E se l’opposizione ovviamente attacca (“Bilancio sì! Alemanno no!”, si legge sui manifesti in giro per la città), sempre consolante è apprendere di quante ore e di quale fatica siano fatte le giornate del Primo Cittadino. Ma poi, alla fine, appunto il mondo non cambia , e poco poeticamente neanche la città cambia, e anzi a volte s’imbruttisce non di poco cede estetica e vivibilità.
“Così muore la Bellezza”, l’ha scritto persino il Financial Times, evocando (e magari esagerando) un caos da megalopoli del Terzo mondo. “Vorrebbe far tutto, ma è così difficile cambiare la mentalità…”. Lì stanno le mignotte, sulle strade da dove Lei voleva rimuoverle, lì stanno i venditori di patacche fasulle, proprio lì da dove Lei voleva cacciarli e uno spettacolo quasi quotidiano trasforma le vie del centro in arena gladiatoria, con quelli che scappano tirandosi dietro la mercanzia, e scaraventando a terra qualche passante, e stremati vigili e affaticati finanzieri dietro a rincorrere.

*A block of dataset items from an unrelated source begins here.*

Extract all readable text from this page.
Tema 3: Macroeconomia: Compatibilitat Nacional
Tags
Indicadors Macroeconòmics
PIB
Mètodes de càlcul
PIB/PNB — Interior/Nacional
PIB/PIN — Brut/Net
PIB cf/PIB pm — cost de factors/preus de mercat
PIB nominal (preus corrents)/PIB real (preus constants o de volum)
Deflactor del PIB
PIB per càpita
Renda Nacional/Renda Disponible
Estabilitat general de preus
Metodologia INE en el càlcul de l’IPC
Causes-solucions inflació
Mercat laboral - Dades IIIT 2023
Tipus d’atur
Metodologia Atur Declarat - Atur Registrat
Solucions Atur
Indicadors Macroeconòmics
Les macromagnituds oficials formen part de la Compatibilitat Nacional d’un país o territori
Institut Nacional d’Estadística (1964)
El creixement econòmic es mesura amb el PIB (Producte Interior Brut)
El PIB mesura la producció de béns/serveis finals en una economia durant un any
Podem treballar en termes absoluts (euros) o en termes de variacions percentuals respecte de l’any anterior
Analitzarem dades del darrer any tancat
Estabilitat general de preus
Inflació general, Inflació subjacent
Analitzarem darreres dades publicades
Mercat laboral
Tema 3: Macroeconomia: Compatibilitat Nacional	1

E tutto resta dov’è, e anzi molto si aggiunge. Gli orrendi camion bar che si moltiplicano, “lì il sindaco ha ceduto, purtroppo”, la gestione quotidiana che fatica, l’abbrutimento metropolitano segnato da un’invasione di finti mendicanti, di poveri storpi importati dall’estero da bande criminali – gambe storte esibite con i pantaloni tirati fino alla coscia, tronchi senza braccia esposti al sole, quel ragazzo che da anni si trascina su un carrettino strisciando per terra, e ogni tanto lo portano in un centro di accoglienza, e subito fugge e torna dai suoi sfruttatori, e riprende a vagare, l’altezza al livello dei motori delle macchine: “il Cane”, lo chiamano così, signor sindaco, una piccola e dolente e oscena Calcutta nel cuore della Capitale da zingare finte semimoribonde e scenograficamente tremanti sdraiate sui marciapiedi, magari col cellulare incollato all’orecchio sotto il fazzolettone nero e lercio, bimbi seminudi costretti a mendicare da canaglie adulte, ubriachi molesti a ogni semaforo. “Alemanno ormai ha la sindrome della clessidra”, dicono nelle sue stanze, in Campidoglio. Clessidra metaforica sono due anni che la sabbia scorre, e c’è più pena e fatica che gloria – eppure ossessiva, presente, inquietante. Due anni sono pochi – per risolvere tutto; sono tantissimi – per generare disillusione.